En un tribunal federal en El Paso, Jesús «Camello» Chávez, exintegrante de la pandilla Barrio Azteca, dijo que entre sus tareas en el grupo estaba monitorear la comunicación de radio entre los líderes de la pandilla. Indicó que los escuchó decir que los balazos a Leslie Ann Enríquez Catton, su esposo y el marido de otra empleada fueron «un error».
Chávez testificó en el juicio a Arturo Gallegos Castrellón, acusado de ordenar los ataques a tiros del 13 de marzo de 2010 de Catton y su marido, Arthur Redfels, en Juárez, ciudad mexicana fronteriza con El Paso. También murió Alberto Salcido Ceniceros, esposo de otra empleada del consulado.
Carlos Hernández, agente del FBI, declaró que Gallegos Castrellón le dijo que las personas asesinadas en el incidente «no eran los blancos que se pretendían».Chávez declaró anteriormente esta semana que, aproximadamente unos 10 días antes del tiroteo, Gallegos Castrellón le ordenó que estuviera atento para ver si detectaba una camioneta Honda Pilot blanca que presumiblemente era usada por personas afines al cártel de Sinaloa.
En esa época, el cártel de Juárez estaba enfrascado en una guerra con el de Sinaloa, el cual intentaba obtener acceso a una de las principales rutas del narcotráfico a Estados Unidos. En 2008, Barrio Azteca había formado una alianza con la banda La Línea, el brazo armado del cártel de Juárez. Integrantes de Barrio Azteca les habían dicho a líderes de La Línea que se había detectado una Pilot blanca sospechosa con ventanillas oscuras en un área controlada por ellos.

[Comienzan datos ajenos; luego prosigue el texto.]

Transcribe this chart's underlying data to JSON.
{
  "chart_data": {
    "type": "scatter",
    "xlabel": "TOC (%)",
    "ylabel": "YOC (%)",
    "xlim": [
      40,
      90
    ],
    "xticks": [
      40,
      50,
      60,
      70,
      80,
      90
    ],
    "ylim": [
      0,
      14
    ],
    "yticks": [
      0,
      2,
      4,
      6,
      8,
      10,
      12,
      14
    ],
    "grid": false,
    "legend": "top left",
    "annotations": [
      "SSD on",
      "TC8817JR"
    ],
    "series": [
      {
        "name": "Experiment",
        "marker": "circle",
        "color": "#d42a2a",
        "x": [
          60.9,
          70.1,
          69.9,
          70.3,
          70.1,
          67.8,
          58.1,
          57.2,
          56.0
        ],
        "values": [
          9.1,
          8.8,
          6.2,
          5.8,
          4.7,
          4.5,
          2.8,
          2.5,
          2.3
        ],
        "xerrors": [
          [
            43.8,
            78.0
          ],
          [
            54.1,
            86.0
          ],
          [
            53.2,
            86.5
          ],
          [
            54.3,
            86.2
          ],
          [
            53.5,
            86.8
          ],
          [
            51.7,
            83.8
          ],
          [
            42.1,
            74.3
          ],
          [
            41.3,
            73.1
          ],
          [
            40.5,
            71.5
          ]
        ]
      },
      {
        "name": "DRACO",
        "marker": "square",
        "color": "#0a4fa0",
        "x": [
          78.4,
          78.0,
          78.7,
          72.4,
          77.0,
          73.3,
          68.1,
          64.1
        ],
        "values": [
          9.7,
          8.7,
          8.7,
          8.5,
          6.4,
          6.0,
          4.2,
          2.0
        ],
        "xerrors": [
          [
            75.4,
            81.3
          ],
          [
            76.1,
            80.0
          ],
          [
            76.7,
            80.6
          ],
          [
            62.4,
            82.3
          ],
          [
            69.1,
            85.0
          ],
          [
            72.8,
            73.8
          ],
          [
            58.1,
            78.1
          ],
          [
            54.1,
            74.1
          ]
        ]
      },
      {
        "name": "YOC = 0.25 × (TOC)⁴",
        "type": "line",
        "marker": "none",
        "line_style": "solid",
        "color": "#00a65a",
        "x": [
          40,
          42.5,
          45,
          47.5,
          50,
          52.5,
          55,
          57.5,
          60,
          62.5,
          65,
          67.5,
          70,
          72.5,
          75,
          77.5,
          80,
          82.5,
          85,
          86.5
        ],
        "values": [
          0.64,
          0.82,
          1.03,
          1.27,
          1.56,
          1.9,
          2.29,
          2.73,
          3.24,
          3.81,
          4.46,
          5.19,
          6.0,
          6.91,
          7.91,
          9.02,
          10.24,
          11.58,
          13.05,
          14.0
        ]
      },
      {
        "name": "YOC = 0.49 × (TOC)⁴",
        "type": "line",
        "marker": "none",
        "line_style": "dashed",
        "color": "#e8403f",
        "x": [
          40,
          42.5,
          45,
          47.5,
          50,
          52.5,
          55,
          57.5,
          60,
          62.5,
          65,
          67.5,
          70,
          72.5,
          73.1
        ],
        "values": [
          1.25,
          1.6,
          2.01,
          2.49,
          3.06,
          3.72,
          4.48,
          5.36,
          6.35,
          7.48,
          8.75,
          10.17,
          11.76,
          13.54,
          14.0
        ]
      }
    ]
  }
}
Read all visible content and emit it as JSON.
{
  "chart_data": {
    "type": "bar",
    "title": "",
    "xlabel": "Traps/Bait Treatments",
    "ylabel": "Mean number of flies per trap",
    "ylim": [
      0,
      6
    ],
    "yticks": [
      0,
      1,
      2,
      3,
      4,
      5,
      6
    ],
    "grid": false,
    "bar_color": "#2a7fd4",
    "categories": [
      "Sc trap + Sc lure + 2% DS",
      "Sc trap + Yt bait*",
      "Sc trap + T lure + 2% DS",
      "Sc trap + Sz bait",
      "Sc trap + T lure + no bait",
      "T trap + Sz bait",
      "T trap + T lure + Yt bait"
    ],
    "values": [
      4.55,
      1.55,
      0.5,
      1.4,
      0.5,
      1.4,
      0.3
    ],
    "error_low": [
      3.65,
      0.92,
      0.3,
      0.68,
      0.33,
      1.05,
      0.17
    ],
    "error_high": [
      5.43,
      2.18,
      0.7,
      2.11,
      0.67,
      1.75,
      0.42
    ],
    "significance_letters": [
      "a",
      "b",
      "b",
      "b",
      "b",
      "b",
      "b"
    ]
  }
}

Hernández indicó que Gallegos Castrellón le dijo que el líder de La Línea, José Antonio «El Diego» Acosta Hernández, le había dado la orden de localizar ese vehículo y matar a sus ocupantes.Salcido Ceniceros conducía una Honda Pilot blanca cuando fue baleado. Momentos antes del ataque, Salcido y los Redfel habían salido de la fiesta de cumpleaños del hijo de otra empleada del consulado. Los Redfel conducían una camioneta Toyota blanca y, de acuerdo con los fiscales, las comunicaciones por radio muestran que Gallegos ordenó que también los mataran porque iban con la gente de la Pilot.Durante los últimos dos días, Chávez narró al jurado cómo ascendió desde ser un prospecto para integrar Barrio Azteca hasta convertirse en la mano derecha de Gallegos Castrellón, uno de los líderes de la organización en Ciudad Juárez. Chávez declaró que, a medida que ascendía, tuvo que matar a tanta gente que dejó de contarla cuando llegó a 800.Para complacer a su jefe, decapitó a varias personas y despedazó a sus enemigos. La idea es que fuera «una gran noticia», afirmó.Randolph Ortega, abogado de Gallegos Castrellón, puso en tela de juicio la veracidad del testimonio de Chávez e intentó mostrarlo como un hombre egoísta que diría cualquier cosa que el gobierno estadounidense desee con tal de que le reduzcan sus 11 condenas de cadena perpetua.Ortega también dijo que Gallegos Castrellón hizo sus declaraciones al agente Hernández después que su cliente fue arrestado y trasladado a la Ciudad de México por las autoridades mexicanas. Planteó la pregunta de si la policía de ese país obligó a Gallegos Castrellón a decirle al FBI lo que declaró durante la entrevista con Hernández y otros agentes.